Дверь поддается с трудом. Два остолопа подпирают ее снаружи, увлекшись спором. Один зимой и летом щеголяет в широкополой шляпе из рогоза, с которой связками свисают бубенчики фундука. Такие же, только зеленые, растут из богатой вышивки по подолу куртки. Второй, хоть и парень, каждое утро красуется в новых сережках: нежно-зеленых с молочной поволокой, янтарно-желтых или алых, как волчья кровь. Завидев ее, умолкают. Видать, уже успели повздорить: у одного на щеке свежая ссадина, у второго сорочка вся в пятнах. Хочется верить, ягодный сок, хотя кто их знает.
– Куда пойдем? За водой?
– И мы с тобой! – оба, не дожидаясь, пускаются наперегонки по тропинке. Здоровенные парни, ростом на целую голову выше Ханны. Целый день лишь бы баклуши бить да похваляться друг перед другом, у кого жилет зеленее, чьи пуговицы красивее. А намекнешь им про наколоть дрова в поленницу либо наловить рыбы в ручье – молчат, отводят в сторону хитрющие глаза. У Берра они зеленые, как у кошки, да еще и с легкой косинкой. А у Коори похожи на орехи, такие же круглые и блестящие.
Хуже, чем привадить к дому лесного эльфа, только с болотным троллем повздорить, – любит приговаривать старая Марна. И то верно. Не счесть, сколько кружек и ложек переколотила эта парочка, пока Марна не наложила на их новую хижину заклятье. С тех пор оба за порог ни ногой, так и дожидаются под дверью спозаранку, или скребутся под окошком, как провинившиеся котята.
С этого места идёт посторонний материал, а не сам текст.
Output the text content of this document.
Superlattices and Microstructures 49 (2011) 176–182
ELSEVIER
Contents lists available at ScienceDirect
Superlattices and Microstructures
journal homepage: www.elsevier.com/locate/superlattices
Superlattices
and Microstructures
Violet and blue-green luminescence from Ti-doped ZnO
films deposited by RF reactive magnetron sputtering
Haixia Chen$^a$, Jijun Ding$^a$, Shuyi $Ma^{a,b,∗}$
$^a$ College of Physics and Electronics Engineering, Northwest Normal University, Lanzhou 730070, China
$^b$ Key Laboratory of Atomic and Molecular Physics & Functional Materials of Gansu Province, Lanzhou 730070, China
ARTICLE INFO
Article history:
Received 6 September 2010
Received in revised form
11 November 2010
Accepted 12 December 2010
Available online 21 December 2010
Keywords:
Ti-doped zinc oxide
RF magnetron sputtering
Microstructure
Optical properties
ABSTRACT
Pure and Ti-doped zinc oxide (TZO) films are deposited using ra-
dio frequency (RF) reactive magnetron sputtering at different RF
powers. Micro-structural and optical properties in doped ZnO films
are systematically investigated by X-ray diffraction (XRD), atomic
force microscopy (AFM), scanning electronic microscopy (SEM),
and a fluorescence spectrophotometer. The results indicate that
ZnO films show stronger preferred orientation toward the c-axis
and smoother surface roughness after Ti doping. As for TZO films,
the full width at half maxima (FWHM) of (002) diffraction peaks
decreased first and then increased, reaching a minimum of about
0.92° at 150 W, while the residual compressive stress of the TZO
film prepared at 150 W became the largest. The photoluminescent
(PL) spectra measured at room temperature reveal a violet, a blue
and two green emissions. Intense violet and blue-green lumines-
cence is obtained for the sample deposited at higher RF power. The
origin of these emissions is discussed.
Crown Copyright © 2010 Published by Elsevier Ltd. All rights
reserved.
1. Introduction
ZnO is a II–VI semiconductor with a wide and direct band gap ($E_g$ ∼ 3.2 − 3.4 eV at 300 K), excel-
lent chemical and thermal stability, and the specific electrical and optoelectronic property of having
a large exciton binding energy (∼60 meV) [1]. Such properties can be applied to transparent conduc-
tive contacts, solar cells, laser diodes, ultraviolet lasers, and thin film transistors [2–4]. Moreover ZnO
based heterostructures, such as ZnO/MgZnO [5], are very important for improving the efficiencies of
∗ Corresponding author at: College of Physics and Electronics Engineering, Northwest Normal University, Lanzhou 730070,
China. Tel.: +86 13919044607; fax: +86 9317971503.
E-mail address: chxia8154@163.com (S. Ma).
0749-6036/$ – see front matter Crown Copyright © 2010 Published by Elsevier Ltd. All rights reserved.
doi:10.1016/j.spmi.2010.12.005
Вздохнув, Ханна подвязывает волосы косынкой и покрепче кутается в шаль. Прихватив с приступки пустое ведро, не спеша идет к ручью. Не забыть предварительно накинуть крючок на петлю! Отпереть любой засов для колдуньи было проще простого, а вот сквозняков старушка боялась пуще смерти, и каждый раз нещадно ругалась.
Злить же Марну себе дороже. Это в свое время усвоили все обитатели, включая Пирата – так девочка окрестила одноногого воробья, по характеру точь-в-точь напоминавшего вздорного искателя сокровищ. Даже тот стал смирнее после переезда и уже не скакал по скатерти, выхватывая еду из рук, а мирно дожидался своей порции у окна.